Now that the function is ready, all we need to do is unpickle and import the classifier and feature matrix and pass them to the function, along with the new product review. The following code snippet shows how we can unpickle objects by using the load() function:

nb_clf = pickle.load(open("nb_sa", 'rb'))
vectorizer = pickle.load(open("vectorizer_sa", 'rb'))
new_doc = "The gadget works like a charm. Very satisfied with the product"
sentiment_pred(nb_clf, vectorizer, new_doc)
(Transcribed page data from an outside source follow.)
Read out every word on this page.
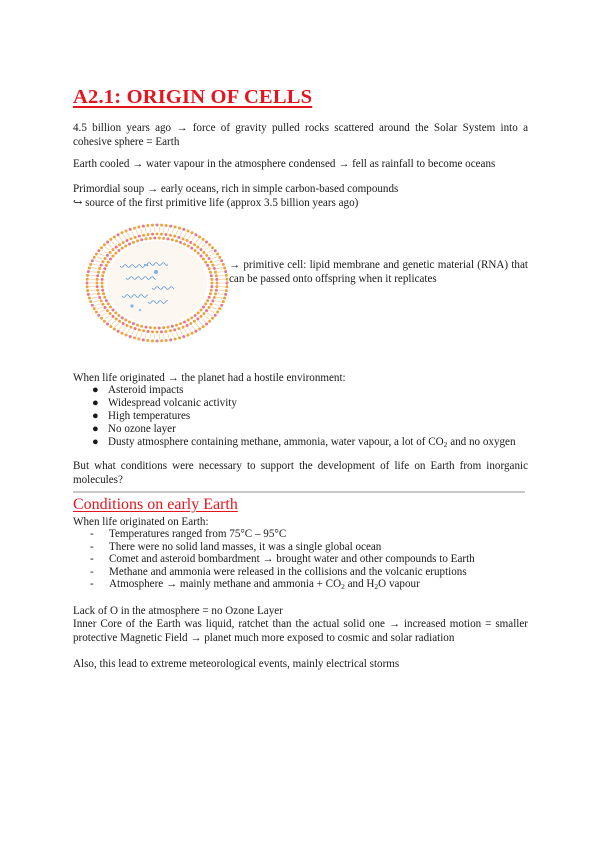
A2.1: ORIGIN OF CELLS
4.5 billion years ago → force of gravity pulled rocks scattered around the Solar System into a cohesive sphere = Earth
Earth cooled → water vapour in the atmosphere condensed → fell as rainfall to become oceans
Primordial soup → early oceans, rich in simple carbon-based compounds
↪ source of the first primitive life (approx 3.5 billion years ago)
→ primitive cell: lipid membrane and genetic material (RNA) that can be passed onto offspring when it replicates
When life originated → the planet had a hostile environment:
● Asteroid impacts
● Widespread volcanic activity
● High temperatures
● No ozone layer
● Dusty atmosphere containing methane, ammonia, water vapour, a lot of $CO_2$ and no oxygen
But what conditions were necessary to support the development of life on Earth from inorganic molecules?
Conditions on early Earth
When life originated on Earth:
- Temperatures ranged from 75°C – 95°C
- There were no solid land masses, it was a single global ocean
- Comet and asteroid bombardment → brought water and other compounds to Earth
- Methane and ammonia were released in the collisions and the volcanic eruptions
- Atmosphere → mainly methane and ammonia + $CO_2$ and $H_2O$ vapour
Lack of O in the atmosphere = no Ozone Layer
Inner Core of the Earth was liquid, ratchet than the actual solid one → increased motion = smaller protective Magnetic Field → planet much more exposed to cosmic and solar radiation
Also, this lead to extreme meteorological events, mainly electrical storms
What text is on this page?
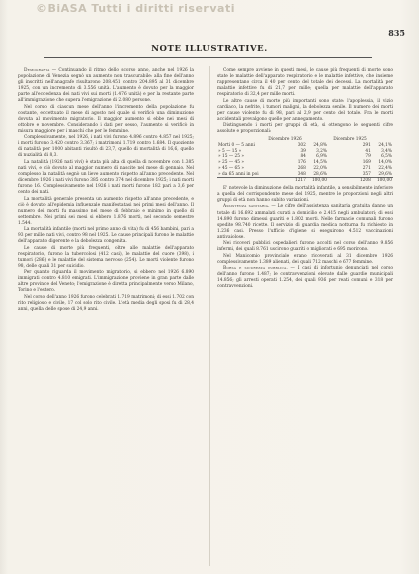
©BiASA Tutti i diritti riservati
835
NOTE ILLUSTRATIVE.

Demografia — Continuando il ritmo dello scorso anno, anche nel 1926 la popolazione di Venezia segnò un aumento non trascurabile: alla fine dell'anno gli inscritti nell'anagrafe risultarono 208.451 contro 204.895 al 31 dicembre 1925, con un incremento di 3.556 unità. L'aumento è dovuto per la maggior parte all'eccedenza dei nati vivi sui morti (1.476 unità) e per la restante parte all'immigrazione che supera l'emigrazione di 2.080 persone.

Nel corso di ciascun mese dell'anno l'incremento della popolazione fu costante, eccettuato il mese di agosto nel quale si verificò una diminuzione dovuta al movimento migratorio. Il maggior aumento si ebbe nei mesi di ottobre e novembre. Considerando i dati per sesso, l'aumento si verificò in misura maggiore per i maschi che per le femmine.

Complessivamente, nel 1926, i nati vivi furono 4.896 contro 4.857 nel 1925; i morti furono 3.420 contro 3.367; i matrimoni 1.719 contro 1.684. Il quoziente di natalità per 1000 abitanti risultò di 23,7, quello di mortalità di 16,6, quello di nuzialità di 8,3.

La natalità (1926 nati vivi) è stata più alta di quella di novembre con 1.385 nati vivi, e ciò dovuto al maggior numero di nascite nel mese di gennaio. Nel complesso la natalità segnò un lieve aumento rispetto all'anno precedente. Nel dicembre 1926 i nati vivi furono 385 contro 374 nel dicembre 1925; i nati morti furono 16. Complessivamente nel 1926 i nati morti furono 182 pari a 3,6 per cento dei nati.

La mortalità generale presenta un aumento rispetto all'anno precedente, e ciò è dovuto all'epidemia influenzale manifestatasi nei primi mesi dell'anno. Il numero dei morti fu massimo nel mese di febbraio e minimo in quello di settembre. Nei primi sei mesi si ebbero 1.876 morti, nel secondo semestre 1.544.

La mortalità infantile (morti nel primo anno di vita) fu di 456 bambini, pari a 93 per mille nati vivi, contro 98 nel 1925. Le cause principali furono le malattie dell'apparato digerente e la debolezza congenita.

Le cause di morte più frequenti, oltre alle malattie dell'apparato respiratorio, furono la tubercolosi (412 casi), le malattie del cuore (398), i tumori (286) e le malattie del sistema nervoso (254). Le morti violente furono 98, delle quali 31 per suicidio.

Per quanto riguarda il movimento migratorio, si ebbero nel 1926 6.890 immigrati contro 4.810 emigrati. L'immigrazione proviene in gran parte dalle altre province del Veneto; l'emigrazione è diretta principalmente verso Milano, Torino e l'estero.

Nel corso dell'anno 1926 furono celebrati 1.719 matrimoni; di essi 1.702 con rito religioso e civile, 17 col solo rito civile. L'età media degli sposi fu di 28,4 anni, quella delle spose di 24,9 anni.

Come sempre avviene in questi mesi, le cause più frequenti di morte sono state le malattie dell'apparato respiratorio e le malattie infettive, che insieme rappresentano circa il 40 per cento del totale dei decessi. La mortalità per malattie infettive fu di 21,7 per mille; quella per malattie dell'apparato respiratorio di 32,4 per mille morti.

Le altre cause di morte più importanti sono state: l'apoplessia, il vizio cardiaco, la nefrite, i tumori maligni, la debolezza senile. Il numero dei morti per cause violente fu di 98, pari al 2,9 per cento del totale. Fra le morti accidentali prevalgono quelle per annegamento.

Distinguendo i morti per gruppi di età, si ottengono le seguenti cifre assolute e proporzionali:

	Dicembre 1926		Dicembre 1925	
Morti 0 — 5 anni	302	24,8%	291	24,1%
» 5 — 15 »	39	3,2%	41	3,4%
» 15 — 25 »	84	6,9%	79	6,5%
» 25 — 45 »	176	14,5%	169	14,0%
» 45 — 65 »	268	22,0%	271	22,4%
» da 65 anni in poi	348	28,6%	357	29,6%
	1217	100,00	1208	100,00

E' notevole la diminuzione della mortalità infantile, a sensibilmente inferiore a quella del corrispondente mese del 1925, mentre le proporzioni negli altri gruppi di età non hanno subito variazioni.

Assistenza sanitaria. — Le cifre dell'assistenza sanitaria gratuita danno un totale di 16.692 ammalati curati a domicilio e 2.415 negli ambulatori; di essi 14.890 furono dimessi guariti e 1.802 morti. Nelle farmacie comunali furono spedite 98.740 ricette. Il servizio di guardia medica notturna fu richiesto in 1.236 casi. Presso l'ufficio d'igiene si eseguirono 4.512 vaccinazioni antivaiolose.

Nei ricoveri pubblici ospedalieri furono accolti nel corso dell'anno 9.856 infermi, dei quali 8.761 uscirono guariti o migliorati e 695 morirono.

Nel Manicomio provinciale erano ricoverati al 31 dicembre 1926 complessivamente 1.389 alienati, dei quali 712 maschi e 677 femmine.

Borsa e sicurezza pubblica. — I casi di infortunio denunciati nel corso dell'anno furono 1.487; le contravvenzioni elevate dalle guardie municipali 14.856; gli arresti operati 1.254, dei quali 936 per reati comuni e 318 per contravvenzioni.
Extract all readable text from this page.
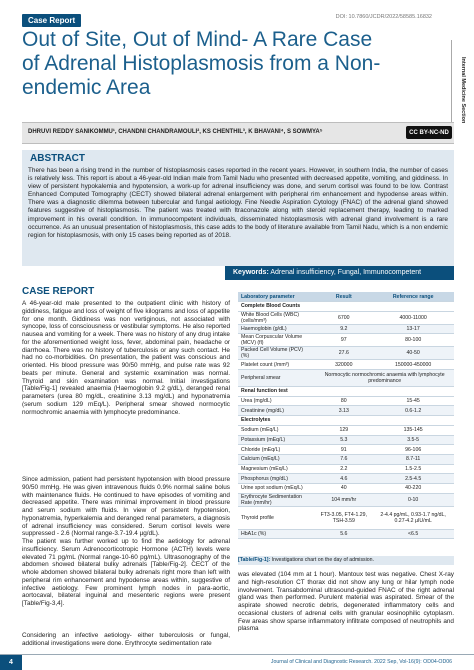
Case Report	DOI: 10.7860/JCDR/2022/58585.16832
Internal Medicine Section
Out of Site, Out of Mind- A Rare Case of Adrenal Histoplasmosis from a Non-endemic Area
DHRUVI REDDY SANIKOMMU¹, CHANDNI CHANDRAMOULI², KS CHENTHIL³, K BHAVANI⁴, S SOWMYA⁵	CC BY-NC-ND
ABSTRACT
There has been a rising trend in the number of histoplasmosis cases reported in the recent years. However, in southern India, the number of cases is relatively less. This report is about a 46-year-old Indian male from Tamil Nadu who presented with decreased appetite, vomiting, and giddiness. In view of persistent hypokalemia and hypotension, a work-up for adrenal insufficiency was done, and serum cortisol was found to be low. Contrast Enhanced Computed Tomography (CECT) showed bilateral adrenal enlargement with peripheral rim enhancement and hypodense areas within. There was a diagnostic dilemma between tubercular and fungal aetiology. Fine Needle Aspiration Cytology (FNAC) of the adrenal gland showed features suggestive of histoplasmosis. The patient was treated with Itraconazole along with steroid replacement therapy, leading to marked improvement in his overall condition. In immunocompetent individuals, disseminated histoplasmosis with adrenal gland involvement is a rare occurrence. As an unusual presentation of histoplasmosis, this case adds to the body of literature available from Tamil Nadu, which is a non endemic region for histoplasmosis, with only 15 cases being reported as of 2018.
Keywords: Adrenal insufficiency, Fungal, Immunocompetent
CASE REPORT
A 46-year-old male presented to the outpatient clinic with history of giddiness, fatigue and loss of weight of five kilograms and loss of appetite for one month. Giddiness was non vertiginous, not associated with syncope, loss of consciousness or vestibular symptoms. He also reported nausea and vomiting for a week. There was no history of any drug intake for the aforementioned weight loss, fever, abdominal pain, headache or diarrhoea. There was no history of tuberculosis or any such contact. He had no co-morbidities. On presentation, the patient was conscious and oriented. His blood pressure was 90/50 mmHg, and pulse rate was 92 beats per minute. General and systemic examination was normal. Thyroid and skin examination was normal. Initial investigations [Table/Fig-1] revealed anaemia (Haemoglobin 9.2 g/dL), deranged renal parameters (urea 80 mg/dL, creatinine 3.13 mg/dL) and hyponatremia (serum sodium 129 mEq/L). Peripheral smear showed normocytic normochromic anaemia with lymphocyte predominance.
Since admission, patient had persistent hypotension with blood pressure 90/50 mmHg. He was given intravenous fluids 0.9% normal saline bolus with maintenance fluids. He continued to have episodes of vomiting and decreased appetite. There was minimal improvement in blood pressure and serum sodium with fluids. In view of persistent hypotension, hyponatremia, hyperkalemia and deranged renal parameters, a diagnosis of adrenal insufficiency was considered. Serum cortisol levels were suppressed - 2.6 (Normal range-3.7-19.4 µg/dL).
The patient was further worked up to find the aetiology for adrenal insufficiency. Serum Adrenocorticotropic Hormone (ACTH) levels were elevated 71 pg/mL (Normal range-10-60 pg/mL). Ultrasonography of the abdomen showed bilateral bulky adrenals [Table/Fig-2]. CECT of the whole abdomen showed bilateral bulky adrenals right more than left with peripheral rim enhancement and hypodense areas within, suggestive of infective aetiology. Few prominent lymph nodes in para-aortic, aortocaval, bilateral inguinal and mesenteric regions were present [Table/Fig-3,4].
Considering an infective aetiology- either tuberculosis or fungal, additional investigations were done. Erythrocyte sedimentation rate
Laboratory parameter	Result	Reference range
Complete Blood Counts		
White Blood Cells (WBC) (cells/mm³)	6700	4000-11000
Haemoglobin (g/dL)	9.2	13-17
Mean Corpuscular Volume (MCV) (fl)	97	80-100
Packed Cell Volume (PCV) (%)	27.6	40-50
Platelet count (/mm³)	320000	150000-450000
Peripheral smear	Normocytic normochromic anaemia with lymphocyte predominance	
Renal function test		
Urea (mg/dL)	80	15-45
Creatinine (mg/dL)	3.13	0.6-1.2
Electrolytes		
Sodium (mEq/L)	129	135-145
Potassium (mEq/L)	5.3	3.5-5
Chloride (mEq/L)	91	96-106
Calcium (mEq/L)	7.6	8.7-11
Magnesium (mEq/L)	2.2	1.5-2.5
Phosphorus (mg/dL)	4.6	2.5-4.5
Urine spot sodium (mEq/L)	40	40-220
Erythrocyte Sedimentation Rate (mm/hr)	104 mm/hr	0-10
Thyroid profile	FT3-3.05, FT4-1.29, TSH-3.59	2-4.4 pg/mL, 0.93-1.7 ng/dL, 0.27-4.2 µIU/mL
HbA1c (%)	5.6	<6.5
[Table/Fig-1]: Investigations chart on the day of admission.
was elevated (104 mm at 1 hour). Mantoux test was negative. Chest X-ray and high-resolution CT thorax did not show any lung or hilar lymph node involvement. Transabdominal ultrasound-guided FNAC of the right adrenal gland was then performed. Purulent material was aspirated. Smear of the aspirate showed necrotic debris, degenerated inflammatory cells and occasional clusters of adrenal cells with granular eosinophilic cytoplasm. Few areas show sparse inflammatory infiltrate composed of neutrophils and plasma
4	Journal of Clinical and Diagnostic Research. 2022 Sep, Vol-16(9): OD04-OD06
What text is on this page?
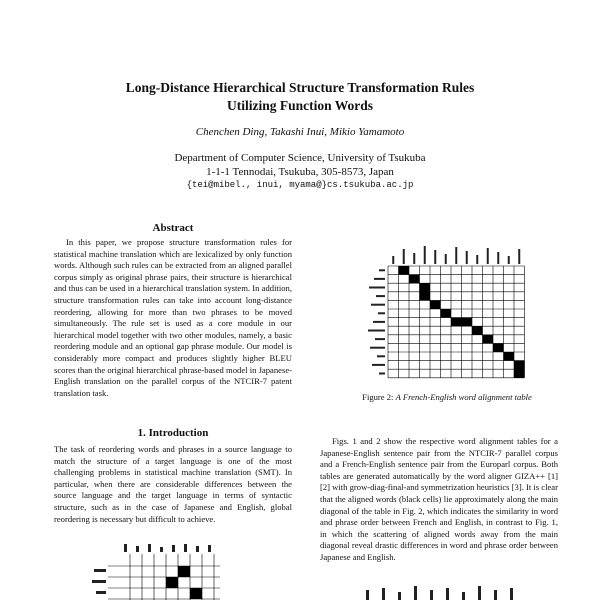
Long-Distance Hierarchical Structure Transformation Rules
Utilizing Function Words
Chenchen Ding, Takashi Inui, Mikio Yamamoto
Department of Computer Science, University of Tsukuba
1-1-1 Tennodai, Tsukuba, 305-8573, Japan
{tei@mibel., inui, myama@}cs.tsukuba.ac.jp
Abstract

In this paper, we propose structure transformation rules for statistical machine translation which are lexicalized by only function words. Although such rules can be extracted from an aligned parallel corpus simply as original phrase pairs, their structure is hierarchical and thus can be used in a hierarchical translation system. In addition, structure transformation rules can take into account long-distance reordering, allowing for more than two phrases to be moved simultaneously. The rule set is used as a core module in our hierarchical model together with two other modules, namely, a basic reordering module and an optional gap phrase module. Our model is considerably more compact and produces slightly higher BLEU scores than the original hierarchical phrase-based model in Japanese-English translation on the parallel corpus of the NTCIR-7 patent translation task.

1. Introduction

The task of reordering words and phrases in a source language to match the structure of a target language is one of the most challenging problems in statistical machine translation (SMT). In particular, when there are considerable differences between the source language and the target language in terms of syntactic structure, such as in the case of Japanese and English, global reordering is necessary but difficult to achieve.

Figure 2: A French-English word alignment table

Figs. 1 and 2 show the respective word alignment tables for a Japanese-English sentence pair from the NTCIR-7 parallel corpus and a French-English sentence pair from the Europarl corpus. Both tables are generated automatically by the word aligner GIZA++ [1][2] with grow-diag-final-and symmetrization heuristics [3]. It is clear that the aligned words (black cells) lie approximately along the main diagonal of the table in Fig. 2, which indicates the similarity in word and phrase order between French and English, in contrast to Fig. 1, in which the scattering of aligned words away from the main diagonal reveal drastic differences in word and phrase order between Japanese and English.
After this, we pass a fictitious product review to the function. The following is the output:

'positive sentiment'

Let's try passing another fictitious product review to our function:

new_doc = "Not even close to the quality one would expect"
sentiment_pred(nb_clf, vectorizer, new_doc)

Here is the output:

'negative sentiment'

As we can see, our ML-based sentiment analyzer is live and performing decently.

However, the following are some important things to consider while creating and deploying the sentiment analyzer:

• The training data should be consistent with the objective of the sentiment analyzer. Don't train the model using movie reviews if the objective is to predict the sentiment of financial news articles.
• Accurately labeling the training data is critical for the model to perform well. We have used pre-labeled data in this chapter. However, if you are creating a real-world application, you will have to spend time labeling the training documents. Typically, labeling should be done by someone with a good understanding of industry jargon.
• Sourcing training data is a difficult task. You can use tools such as web scraping or social media scraping, subject to permissions. Effort should be spent on sourcing data from multiple platforms and you shouldn't rely too much on a particular source.
• Evaluate the performance of your model regularly and retrain the model if required.

With that, we have come to the end of this chapter!

Summary

In this chapter, we built on our understanding of text vectorization, data preprocessing, and so on to gain an end-to-end understanding of applying ML algorithms to develop NLP applications. We learned about the additional pre-processing steps required for ML training and gained a thorough understanding of the Naive Bayes and SVM algorithms. We applied our understanding of text data processing and ML algorithms to build a sentiment analyzer and deployed the model to perform sentiment analysis in real-time. We also learned how to measure the performance of ML models and discussed some important dos and don'ts about building ML-based applications.

In the next chapter, we will learn how to apply deep learning to text processing and cover how neural networks can help us improve the accuracy of our applications.